What is “artificial intelligence”? Is it a fancy technology? A management consulting buzzword? A PR effort to inflate corporate share prices? A political project designed to shape the world more to the liking of the billionaire class? A way to replace needy human workers with machines?
Perhaps it’s all of that—and more. In her groundbreaking book Empire of AI: Dreams and Nightmares in Sam Altman’s OpenAI, award-winning journalist Karen Hao argues that AI—and the profit-driven infrastructure that surrounds it—is a colonial project. What OpenAI boss Altman and his fellow ideologues in Silicon Valley are pursuing, Hao says, is not just corporate power but imperial power. They are building empires. And as history shows, empires are built on resource extraction, particularly the old-fashioned kind: of labor, energy, minerals, land, water.

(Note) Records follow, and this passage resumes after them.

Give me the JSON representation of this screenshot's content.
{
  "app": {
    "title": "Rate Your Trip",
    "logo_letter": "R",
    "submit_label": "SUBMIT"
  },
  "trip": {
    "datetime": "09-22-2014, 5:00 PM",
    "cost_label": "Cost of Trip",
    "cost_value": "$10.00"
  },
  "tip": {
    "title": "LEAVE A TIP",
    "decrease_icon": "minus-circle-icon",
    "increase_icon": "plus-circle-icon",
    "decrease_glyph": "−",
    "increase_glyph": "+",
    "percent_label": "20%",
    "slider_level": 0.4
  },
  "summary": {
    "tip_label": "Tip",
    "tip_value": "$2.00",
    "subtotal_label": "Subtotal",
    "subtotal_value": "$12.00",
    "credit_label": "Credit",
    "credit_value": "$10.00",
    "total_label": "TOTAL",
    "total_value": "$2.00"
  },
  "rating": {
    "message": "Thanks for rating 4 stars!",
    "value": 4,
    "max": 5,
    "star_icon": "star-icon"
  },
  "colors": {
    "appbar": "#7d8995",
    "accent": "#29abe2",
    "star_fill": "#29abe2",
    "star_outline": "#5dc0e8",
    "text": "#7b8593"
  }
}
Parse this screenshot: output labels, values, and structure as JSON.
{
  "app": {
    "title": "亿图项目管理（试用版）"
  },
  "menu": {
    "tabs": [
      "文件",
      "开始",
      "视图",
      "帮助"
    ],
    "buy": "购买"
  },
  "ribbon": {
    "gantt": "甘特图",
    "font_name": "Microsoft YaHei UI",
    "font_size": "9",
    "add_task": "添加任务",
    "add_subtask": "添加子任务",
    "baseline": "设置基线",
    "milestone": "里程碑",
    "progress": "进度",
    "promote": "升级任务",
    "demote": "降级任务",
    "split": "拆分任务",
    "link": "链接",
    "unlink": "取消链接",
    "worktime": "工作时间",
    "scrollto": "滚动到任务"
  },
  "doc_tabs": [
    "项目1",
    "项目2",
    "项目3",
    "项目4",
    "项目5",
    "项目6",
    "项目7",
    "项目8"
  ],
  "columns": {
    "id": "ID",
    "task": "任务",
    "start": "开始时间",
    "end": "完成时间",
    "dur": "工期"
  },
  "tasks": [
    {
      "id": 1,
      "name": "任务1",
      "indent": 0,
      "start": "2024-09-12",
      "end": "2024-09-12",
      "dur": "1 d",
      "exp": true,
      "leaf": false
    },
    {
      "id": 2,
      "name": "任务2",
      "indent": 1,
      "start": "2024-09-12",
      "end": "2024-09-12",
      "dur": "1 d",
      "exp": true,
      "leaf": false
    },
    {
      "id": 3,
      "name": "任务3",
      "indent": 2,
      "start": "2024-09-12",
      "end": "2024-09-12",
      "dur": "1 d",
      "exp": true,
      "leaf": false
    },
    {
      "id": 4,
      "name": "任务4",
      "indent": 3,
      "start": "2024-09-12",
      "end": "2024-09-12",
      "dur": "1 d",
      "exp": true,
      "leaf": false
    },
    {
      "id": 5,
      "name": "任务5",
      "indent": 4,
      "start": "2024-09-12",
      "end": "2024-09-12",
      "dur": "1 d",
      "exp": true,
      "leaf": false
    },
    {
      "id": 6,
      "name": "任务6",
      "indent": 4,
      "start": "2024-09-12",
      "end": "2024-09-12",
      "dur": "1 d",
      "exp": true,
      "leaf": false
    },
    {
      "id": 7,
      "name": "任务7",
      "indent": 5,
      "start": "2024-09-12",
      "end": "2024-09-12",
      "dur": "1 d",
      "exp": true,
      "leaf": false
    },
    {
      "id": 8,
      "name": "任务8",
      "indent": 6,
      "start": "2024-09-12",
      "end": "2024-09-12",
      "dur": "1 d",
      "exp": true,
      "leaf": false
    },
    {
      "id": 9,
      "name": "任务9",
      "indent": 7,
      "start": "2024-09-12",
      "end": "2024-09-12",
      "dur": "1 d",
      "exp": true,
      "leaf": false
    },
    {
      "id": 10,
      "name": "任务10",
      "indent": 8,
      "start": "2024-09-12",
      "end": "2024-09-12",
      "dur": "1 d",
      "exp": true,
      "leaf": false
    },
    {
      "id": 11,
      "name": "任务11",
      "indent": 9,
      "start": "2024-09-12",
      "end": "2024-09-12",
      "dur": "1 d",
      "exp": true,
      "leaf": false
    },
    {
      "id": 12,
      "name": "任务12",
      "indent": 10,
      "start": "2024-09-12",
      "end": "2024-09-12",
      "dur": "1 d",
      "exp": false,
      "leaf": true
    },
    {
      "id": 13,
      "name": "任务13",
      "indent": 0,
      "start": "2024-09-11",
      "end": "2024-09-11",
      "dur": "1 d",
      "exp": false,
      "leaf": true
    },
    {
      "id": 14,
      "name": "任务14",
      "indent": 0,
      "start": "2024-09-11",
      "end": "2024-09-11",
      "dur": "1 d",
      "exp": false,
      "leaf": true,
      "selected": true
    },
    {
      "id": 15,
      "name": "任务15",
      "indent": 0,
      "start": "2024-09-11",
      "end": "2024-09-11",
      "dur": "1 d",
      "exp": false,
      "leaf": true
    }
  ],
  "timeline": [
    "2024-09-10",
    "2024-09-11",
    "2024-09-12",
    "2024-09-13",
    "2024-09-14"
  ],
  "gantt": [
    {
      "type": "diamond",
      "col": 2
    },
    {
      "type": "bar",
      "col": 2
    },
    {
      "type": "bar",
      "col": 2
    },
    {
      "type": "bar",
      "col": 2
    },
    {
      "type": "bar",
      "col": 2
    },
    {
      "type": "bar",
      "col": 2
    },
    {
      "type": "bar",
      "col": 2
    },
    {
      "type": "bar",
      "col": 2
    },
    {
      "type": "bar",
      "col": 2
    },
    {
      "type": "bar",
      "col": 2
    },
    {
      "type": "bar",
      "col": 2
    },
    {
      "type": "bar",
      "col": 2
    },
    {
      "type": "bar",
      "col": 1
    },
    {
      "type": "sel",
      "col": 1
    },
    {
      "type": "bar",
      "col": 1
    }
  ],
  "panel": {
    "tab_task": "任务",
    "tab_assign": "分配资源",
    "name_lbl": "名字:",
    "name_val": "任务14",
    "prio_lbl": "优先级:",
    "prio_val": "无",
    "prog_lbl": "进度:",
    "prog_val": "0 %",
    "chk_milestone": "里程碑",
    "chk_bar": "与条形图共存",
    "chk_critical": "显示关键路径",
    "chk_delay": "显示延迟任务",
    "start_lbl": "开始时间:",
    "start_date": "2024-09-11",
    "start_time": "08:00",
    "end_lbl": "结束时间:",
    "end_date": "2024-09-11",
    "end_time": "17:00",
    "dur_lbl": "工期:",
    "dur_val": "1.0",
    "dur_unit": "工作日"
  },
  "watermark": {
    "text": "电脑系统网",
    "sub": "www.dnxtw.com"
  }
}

Seemingly overnight, tech elites’ feel-good climate promises have evaporated, having been seamlessly swapped for slippery promises that so-called “artificial general intelligence” will save the planet for us. Never mind that AGI is a fantastical concept that has no agreed-upon definition, or that, more fundamentally, it appears nowhere close to existing. In Big Tech’s frenzied pursuit of the “hyperscale” AI dominance that evangelists claim will unlock AGI, as well as its expanding alliances with fossil fuel-backed petrostates and authoritarian political movements, the industry has become an increasingly central contributor to the climate crisis.
In an October conversation with Drilled, Hao discussed how Silicon Valley giants appear to be following the oil and gas industry’s playbook of disinformation and deceit; how Altman and OpenAI’s secrecy and disingenuous rhetoric transformed the field of AI research into corporate PR; and why the destructive trajectory of AI scale and commercialization is not inevitable—no matter what its power-hungry proponents would have you believe.